I was playing with IntelliJ - which, by the way, is awesome - and one of the things it does is to keep pointing me to refactor a certain map/getOrElse patter to use a fold.
I mean it certainly sounds reasonable and reduces some clutter, if not lines of code, but... BUT! This is what is called "negative logic" where you basically worry about the negative outcome rather than the positive
For instance, a simple example:
wl.wlink.page.map { wlp =>
Redirect(routes.Wiki.wikieEdit(WID("WikiLink", wl.wname)))
} getOrElse {
Msg2("Already added!", Some("/"))
}
It would like this to become:
wl.wlink.page.fold (
Msg2("Already added!", Some("/"))
) { wlp =>
Redirect(routes.Wiki.wikieEdit(WID("WikiLink", wl.wname)))
}
... it really is the same as writing an if backwards, i.e. instead of the "positive logic" :
if(wl.wlink.page.isDefined) {
Redirect(routes.Wiki.wikieEdit(WID("WikiLink", wl.wname)))
} else {
Msg2("Already added!", Some("/"))
}
write it backwards by negating the condition:
if ( ! wl.wlink.page.isDefined) {
Msg2("Already added!", Some("/"))
} else {
Redirect(routes.Wiki.wikieEdit(WID("WikiLink", wl.wname)))
}
Note that this is never going to compile: I just put an if there...

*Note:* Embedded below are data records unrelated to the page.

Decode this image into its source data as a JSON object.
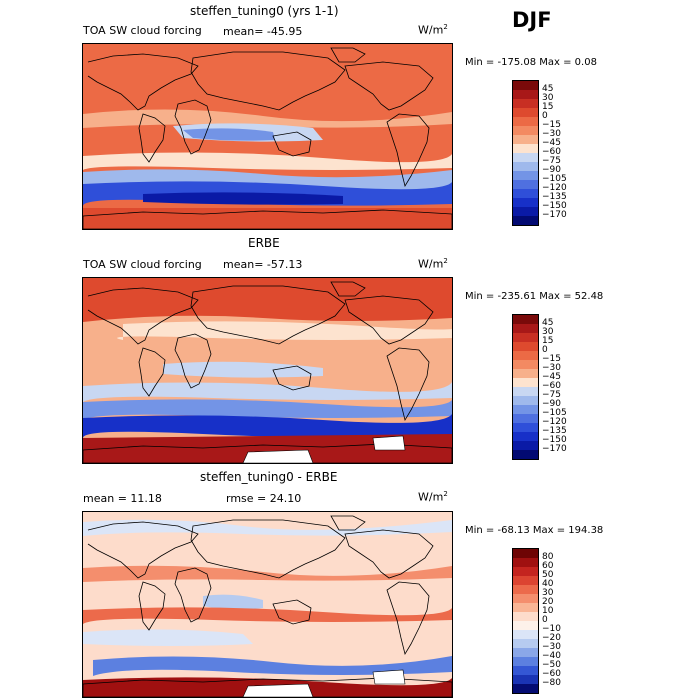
{
  "season": "DJF",
  "unit_label": "W/m",
  "unit_exp": "2",
  "panels": [
    {
      "title": "steffen_tuning0 (yrs 1-1)",
      "variable": "TOA SW cloud forcing",
      "stat_text": "mean= -45.95",
      "stat2_text": "",
      "minmax_text": "Min = -175.08 Max =    0.08",
      "colorbar_ticks": [
        "45",
        "30",
        "15",
        "0",
        "−15",
        "−30",
        "−45",
        "−60",
        "−75",
        "−90",
        "−105",
        "−120",
        "−135",
        "−150",
        "−170"
      ]
    },
    {
      "title": "ERBE",
      "variable": "TOA SW cloud forcing",
      "stat_text": "mean= -57.13",
      "stat2_text": "",
      "minmax_text": "Min = -235.61 Max =  52.48",
      "colorbar_ticks": [
        "45",
        "30",
        "15",
        "0",
        "−15",
        "−30",
        "−45",
        "−60",
        "−75",
        "−90",
        "−105",
        "−120",
        "−135",
        "−150",
        "−170"
      ]
    },
    {
      "title": "steffen_tuning0 - ERBE",
      "variable": "",
      "stat_text": "mean =   11.18",
      "stat2_text": "rmse =   24.10",
      "minmax_text": "Min = -68.13 Max = 194.38",
      "colorbar_ticks": [
        "80",
        "60",
        "50",
        "40",
        "30",
        "20",
        "10",
        "0",
        "−10",
        "−20",
        "−30",
        "−40",
        "−50",
        "−60",
        "−80"
      ]
    }
  ],
  "colors": {
    "abs_scale": [
      "#7a0a0a",
      "#a81818",
      "#c82f23",
      "#de4a2e",
      "#ec6a45",
      "#f38a62",
      "#f7b08b",
      "#fde3cf",
      "#c8d7f2",
      "#9fb9ec",
      "#7394e6",
      "#4f70e0",
      "#2f4fd9",
      "#1730c8",
      "#0a1aa6",
      "#020a72"
    ],
    "diff_scale": [
      "#6e0404",
      "#a01010",
      "#c4241f",
      "#dc4431",
      "#ec6a4b",
      "#f48e6d",
      "#f9b595",
      "#fddccb",
      "#fdf1ea",
      "#dbe5f7",
      "#b6cbf0",
      "#8aa7e8",
      "#5c80e0",
      "#3457d4",
      "#1a34b4",
      "#040c72"
    ]
  },
  "chart_data": [
    {
      "type": "heatmap",
      "title": "steffen_tuning0 (yrs 1-1)",
      "subtitle": "TOA SW cloud forcing",
      "unit": "W/m2",
      "mean": -45.95,
      "min": -175.08,
      "max": 0.08,
      "levels": [
        45,
        30,
        15,
        0,
        -15,
        -30,
        -45,
        -60,
        -75,
        -90,
        -105,
        -120,
        -135,
        -150,
        -170
      ]
    },
    {
      "type": "heatmap",
      "title": "ERBE",
      "subtitle": "TOA SW cloud forcing",
      "unit": "W/m2",
      "mean": -57.13,
      "min": -235.61,
      "max": 52.48,
      "levels": [
        45,
        30,
        15,
        0,
        -15,
        -30,
        -45,
        -60,
        -75,
        -90,
        -105,
        -120,
        -135,
        -150,
        -170
      ]
    },
    {
      "type": "heatmap",
      "title": "steffen_tuning0 - ERBE",
      "unit": "W/m2",
      "mean": 11.18,
      "rmse": 24.1,
      "min": -68.13,
      "max": 194.38,
      "levels": [
        80,
        60,
        50,
        40,
        30,
        20,
        10,
        0,
        -10,
        -20,
        -30,
        -40,
        -50,
        -60,
        -80
      ]
    }
  ]
}
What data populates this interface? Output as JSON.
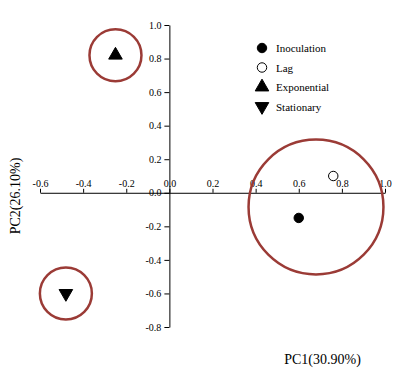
{
  "chart_data": {
    "type": "scatter",
    "x_label": "PC1(30.90%)",
    "y_label": "PC2(26.10%)",
    "xlim": [
      -0.6,
      1.0
    ],
    "ylim": [
      -0.8,
      1.0
    ],
    "xticks": [
      -0.6,
      -0.4,
      -0.2,
      {
        "value": 0,
        "label": "0.0"
      },
      0.2,
      0.4,
      0.6,
      0.8,
      {
        "value": 1,
        "label": "1.0"
      }
    ],
    "yticks": [
      -0.8,
      -0.6,
      -0.4,
      -0.2,
      {
        "value": 0,
        "label": "0.0"
      },
      0.2,
      0.4,
      0.6,
      0.8,
      {
        "value": 1,
        "label": "1.0"
      }
    ],
    "legend": "top-right",
    "series": [
      {
        "name": "Inoculation",
        "color": "#000000",
        "marker": "circle",
        "x": [
          0.6
        ],
        "values": [
          -0.15
        ]
      },
      {
        "name": "Lag",
        "color": "#000000",
        "marker": "circle-open",
        "x": [
          0.76
        ],
        "values": [
          0.1
        ]
      },
      {
        "name": "Exponential",
        "color": "#000000",
        "marker": "triangle-up",
        "x": [
          -0.25
        ],
        "values": [
          0.82
        ]
      },
      {
        "name": "Stationary",
        "color": "#000000",
        "marker": "triangle-down",
        "x": [
          -0.48
        ],
        "values": [
          -0.6
        ]
      }
    ]
  }
}
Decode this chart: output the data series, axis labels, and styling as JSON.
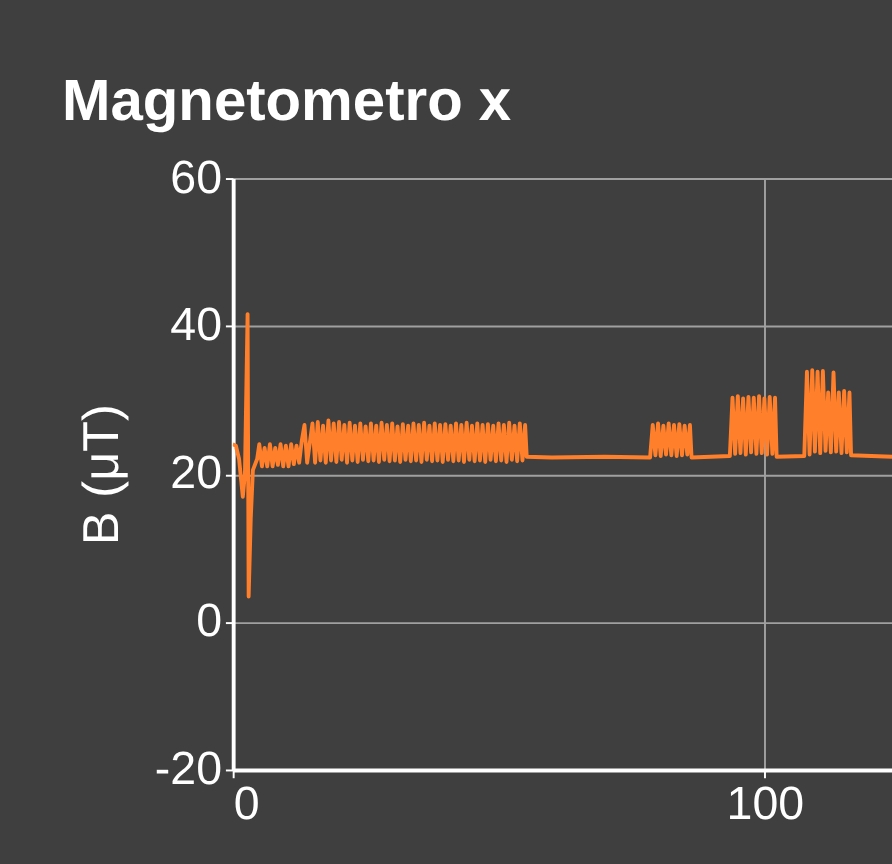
{
  "chart_data": {
    "type": "line",
    "title": "Magnetometro x",
    "ylabel": "B (μT)",
    "xlim": [
      0,
      124
    ],
    "ylim": [
      -20,
      60
    ],
    "xticks": [
      0,
      100
    ],
    "yticks": [
      -20,
      0,
      20,
      40,
      60
    ],
    "grid": true,
    "series": [
      {
        "color": "#ff7f2a",
        "x": [
          0.0,
          0.6,
          1.2,
          1.9,
          2.3,
          2.8,
          3.0,
          3.4,
          3.8,
          4.6,
          5.0,
          5.5,
          6.0,
          6.5,
          7.0,
          7.5,
          8.0,
          8.5,
          9.0,
          9.5,
          10.0,
          10.5,
          11.0,
          11.5,
          12.0,
          12.5,
          13.0,
          13.5,
          14.0,
          15.0,
          15.5,
          16.0,
          16.5,
          17.0,
          17.5,
          18.0,
          18.5,
          19.0,
          19.5,
          20.0,
          20.5,
          21.0,
          21.5,
          22.0,
          22.5,
          23.0,
          23.5,
          24.0,
          24.5,
          25.0,
          25.5,
          26.0,
          26.5,
          27.0,
          27.5,
          28.0,
          28.5,
          29.0,
          29.5,
          30.0,
          30.5,
          31.0,
          31.5,
          32.0,
          32.5,
          33.0,
          33.5,
          34.0,
          34.5,
          35.0,
          35.5,
          36.0,
          36.5,
          37.0,
          37.5,
          38.0,
          38.5,
          39.0,
          39.5,
          40.0,
          40.5,
          41.0,
          41.5,
          42.0,
          42.5,
          43.0,
          43.5,
          44.0,
          44.5,
          45.0,
          45.5,
          46.0,
          46.5,
          47.0,
          47.5,
          48.0,
          48.5,
          49.0,
          49.5,
          50.0,
          50.5,
          51.0,
          51.5,
          52.0,
          52.5,
          53.0,
          53.5,
          54.0,
          54.5,
          55.0,
          55.3,
          60.0,
          70.0,
          78.5,
          79.0,
          79.5,
          80.0,
          80.5,
          81.0,
          81.5,
          82.0,
          82.5,
          83.0,
          83.5,
          84.0,
          84.5,
          85.0,
          85.5,
          86.0,
          86.3,
          93.5,
          94.0,
          94.5,
          95.0,
          95.5,
          96.0,
          96.5,
          97.0,
          97.5,
          98.0,
          98.5,
          99.0,
          99.5,
          100.0,
          100.5,
          101.0,
          101.5,
          102.0,
          102.3,
          107.5,
          108.0,
          108.5,
          109.0,
          109.5,
          110.0,
          110.5,
          111.0,
          111.5,
          112.0,
          112.5,
          113.0,
          113.5,
          114.0,
          114.5,
          115.0,
          115.5,
          116.0,
          116.3,
          124.0
        ],
        "values": [
          24,
          23.8,
          22,
          16.9,
          20,
          41.6,
          3.4,
          14,
          20.5,
          22,
          24,
          21,
          23.5,
          21,
          24,
          21,
          23.5,
          21.2,
          24,
          21,
          23.8,
          21,
          24,
          21.3,
          23.8,
          21.5,
          24.5,
          26.6,
          21.5,
          26.8,
          21.5,
          27,
          21.8,
          26.5,
          21.5,
          27.2,
          21.8,
          26.8,
          21.6,
          27,
          21.9,
          26.6,
          21.5,
          26.9,
          21.8,
          26.5,
          21.6,
          26.8,
          21.9,
          26.4,
          21.7,
          26.8,
          21.8,
          26.5,
          21.6,
          26.9,
          21.9,
          26.6,
          21.7,
          26.8,
          21.8,
          26.4,
          21.6,
          26.7,
          21.9,
          26.5,
          21.7,
          26.8,
          21.8,
          26.6,
          21.6,
          26.9,
          21.9,
          26.5,
          21.7,
          26.8,
          21.8,
          26.6,
          21.6,
          26.7,
          21.9,
          26.5,
          21.7,
          26.8,
          21.8,
          26.6,
          21.6,
          26.9,
          21.9,
          26.5,
          21.7,
          26.8,
          21.8,
          26.6,
          21.6,
          26.7,
          21.9,
          26.5,
          21.7,
          26.8,
          21.8,
          26.6,
          21.6,
          26.9,
          21.9,
          26.5,
          21.7,
          26.8,
          21.8,
          26.6,
          22.3,
          22.2,
          22.3,
          22.2,
          26.6,
          22.5,
          26.8,
          22.4,
          26.5,
          22.6,
          26.8,
          22.5,
          26.6,
          22.4,
          26.7,
          22.5,
          26.5,
          22.6,
          26.6,
          22.2,
          22.4,
          30.3,
          22.7,
          30.5,
          22.8,
          30.2,
          22.6,
          30.4,
          22.9,
          30.3,
          22.7,
          30.5,
          22.8,
          30.2,
          22.6,
          30.4,
          22.7,
          30.3,
          22.3,
          22.4,
          33.8,
          22.6,
          34,
          23,
          33.8,
          22.8,
          33.9,
          23.1,
          31,
          22.9,
          33.7,
          23,
          31,
          22.8,
          31.2,
          22.9,
          31,
          22.5,
          22.3
        ]
      }
    ]
  }
}
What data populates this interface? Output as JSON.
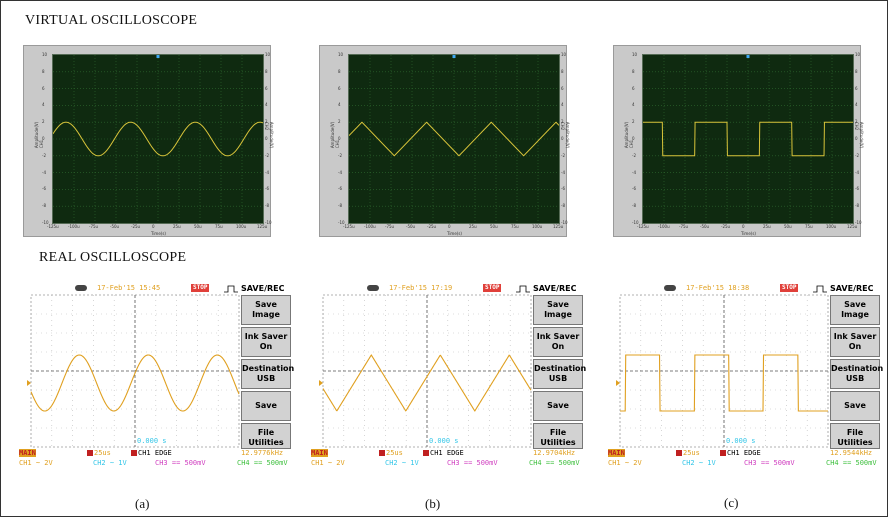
{
  "headings": {
    "virtual": "VIRTUAL OSCILLOSCOPE",
    "real": "REAL OSCILLOSCOPE"
  },
  "captions": [
    "(a)",
    "(b)",
    "(c)"
  ],
  "virtual": {
    "ylabel": "Amplitude(V)\nCH1",
    "ylabel_right": "Amplitude(V)\nCH2",
    "xlabel": "Time(s)",
    "y_ticks": [
      "10",
      "8",
      "6",
      "4",
      "2",
      "0",
      "-2",
      "-4",
      "-6",
      "-8",
      "-10"
    ],
    "x_ticks": [
      "-125u",
      "-100u",
      "-75u",
      "-50u",
      "-25u",
      "0",
      "25u",
      "50u",
      "75u",
      "100u",
      "125u"
    ],
    "waveform_color": "#d8c43a",
    "grid_color": "#2f6a2f",
    "plot_bg": "#0f2a10",
    "chart_data": [
      {
        "type": "line",
        "waveform": "sine",
        "amplitude": 2,
        "period_us": 77,
        "xlim": [
          -125,
          125
        ],
        "ylim": [
          -10,
          10
        ]
      },
      {
        "type": "line",
        "waveform": "triangle",
        "amplitude": 2,
        "period_us": 77,
        "xlim": [
          -125,
          125
        ],
        "ylim": [
          -10,
          10
        ]
      },
      {
        "type": "line",
        "waveform": "square",
        "amplitude": 2,
        "period_us": 77,
        "xlim": [
          -125,
          125
        ],
        "ylim": [
          -10,
          10
        ]
      }
    ]
  },
  "real": {
    "menu_title": "SAVE/REC",
    "menu": [
      {
        "lines": [
          "Save",
          "Image"
        ]
      },
      {
        "lines": [
          "Ink Saver",
          "On"
        ]
      },
      {
        "lines": [
          "Destination",
          "USB"
        ]
      },
      {
        "lines": [
          "Save"
        ]
      },
      {
        "lines": [
          "File",
          "Utilities"
        ]
      }
    ],
    "stop": "STOP",
    "cursor_readout": "0.000 s",
    "main_badge": "MAIN",
    "timebase": "25us",
    "trigger": "CH1  EDGE",
    "ch1": "CH1  ~ 2V",
    "ch2": "CH2  ~ 1V",
    "ch3": "CH3  == 500mV",
    "ch4": "CH4  == 500mV",
    "waveform_color": "#e0a020",
    "scopes": [
      {
        "timestamp": "17-Feb'15  15:45",
        "frequency": "12.9776kHz",
        "waveform": "sine"
      },
      {
        "timestamp": "17-Feb'15  17:19",
        "frequency": "12.9704kHz",
        "waveform": "triangle"
      },
      {
        "timestamp": "17-Feb'15  18:38",
        "frequency": "12.9544kHz",
        "waveform": "square"
      }
    ]
  }
}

This is in fact one of the anti-patterns I had, because our brains are wired to consider positive outcomes and it is easier to follow positive conditions when reading/writing code than putting the exception cases first.
I realize that's classic if/else structured programming thinking and not pure functional where folding over an Option probably makes total sense, but what do you think?